Lacan’s school was a major breaking point in the institutionalization and infantilization of psychoanalysis. When Lacan was kicked out of the IPA he created his own school of another type – one with rigor and multiplicity. The workings of that school and those that have evolved in its aftermath have attempted to lay out a path beyond the binary “institute/no institute” toward a school of another kind – and what Lacan called analysis in extension. The operations of the cartel, the pass, the topology and poetics of the symptom, and other experiments in their success and failure deserve serious study. If there is a problem with the few analytic schools of this type that exist, it is that they do not honor multiplicity enough. Others attempt to answer to this – but at the expense of rigor.

 

What is needed – or hopefully desired – is a school that offers rigor without rigidity and multiplicity without relativity. And/or those subjects who have the courage not to cede on their desire and to follow the singular path of formation that they feel called to without submitting to the pressure to be recognized by the master or protected by the group.
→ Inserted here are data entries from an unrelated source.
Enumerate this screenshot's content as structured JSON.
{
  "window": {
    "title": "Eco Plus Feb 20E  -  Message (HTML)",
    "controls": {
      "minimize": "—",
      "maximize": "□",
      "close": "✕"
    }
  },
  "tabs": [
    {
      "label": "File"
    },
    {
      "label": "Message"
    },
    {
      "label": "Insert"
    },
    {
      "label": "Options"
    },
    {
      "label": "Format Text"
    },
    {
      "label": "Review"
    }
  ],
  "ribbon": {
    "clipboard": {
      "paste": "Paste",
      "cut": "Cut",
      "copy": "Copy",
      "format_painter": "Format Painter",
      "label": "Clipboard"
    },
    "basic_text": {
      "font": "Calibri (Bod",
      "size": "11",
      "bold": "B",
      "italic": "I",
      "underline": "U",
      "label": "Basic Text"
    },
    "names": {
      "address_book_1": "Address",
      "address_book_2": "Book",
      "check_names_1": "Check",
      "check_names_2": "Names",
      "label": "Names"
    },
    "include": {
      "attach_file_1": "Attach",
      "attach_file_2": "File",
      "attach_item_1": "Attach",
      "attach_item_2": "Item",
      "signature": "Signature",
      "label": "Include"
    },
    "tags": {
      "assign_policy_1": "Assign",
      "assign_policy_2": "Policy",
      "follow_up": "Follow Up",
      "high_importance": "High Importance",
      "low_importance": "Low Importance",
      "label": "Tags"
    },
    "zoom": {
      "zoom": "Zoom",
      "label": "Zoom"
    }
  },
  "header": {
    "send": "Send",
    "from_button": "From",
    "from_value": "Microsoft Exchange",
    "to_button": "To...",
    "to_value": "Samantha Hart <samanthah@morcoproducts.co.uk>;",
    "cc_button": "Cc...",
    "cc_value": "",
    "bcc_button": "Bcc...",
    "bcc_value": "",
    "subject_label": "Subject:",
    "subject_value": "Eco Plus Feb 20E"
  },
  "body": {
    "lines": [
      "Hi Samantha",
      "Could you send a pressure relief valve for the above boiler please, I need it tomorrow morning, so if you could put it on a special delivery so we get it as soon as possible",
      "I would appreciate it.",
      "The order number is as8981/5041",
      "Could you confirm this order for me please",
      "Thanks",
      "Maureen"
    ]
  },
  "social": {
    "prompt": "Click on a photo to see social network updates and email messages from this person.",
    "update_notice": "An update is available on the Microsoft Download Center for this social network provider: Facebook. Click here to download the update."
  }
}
Lacan did not say the analyst CAN authorize himself, he said the analyst ONLY authorizes himself by himself (and a few others). He cannot be authorized by any authority be it state, institute, or university. And in this he followed Freud. So who are these “few others”: the same since Freud’s time – other analysands and analysts within a community and ethic of difference. The political position of the analyst follows that of Bataille’s sovereignty (not Schmitt’s): neither to take up the position of the master nor its hysterical critique but to walk another direction – transversally – toward one’s desire regardless of the consequences of meconnaissance.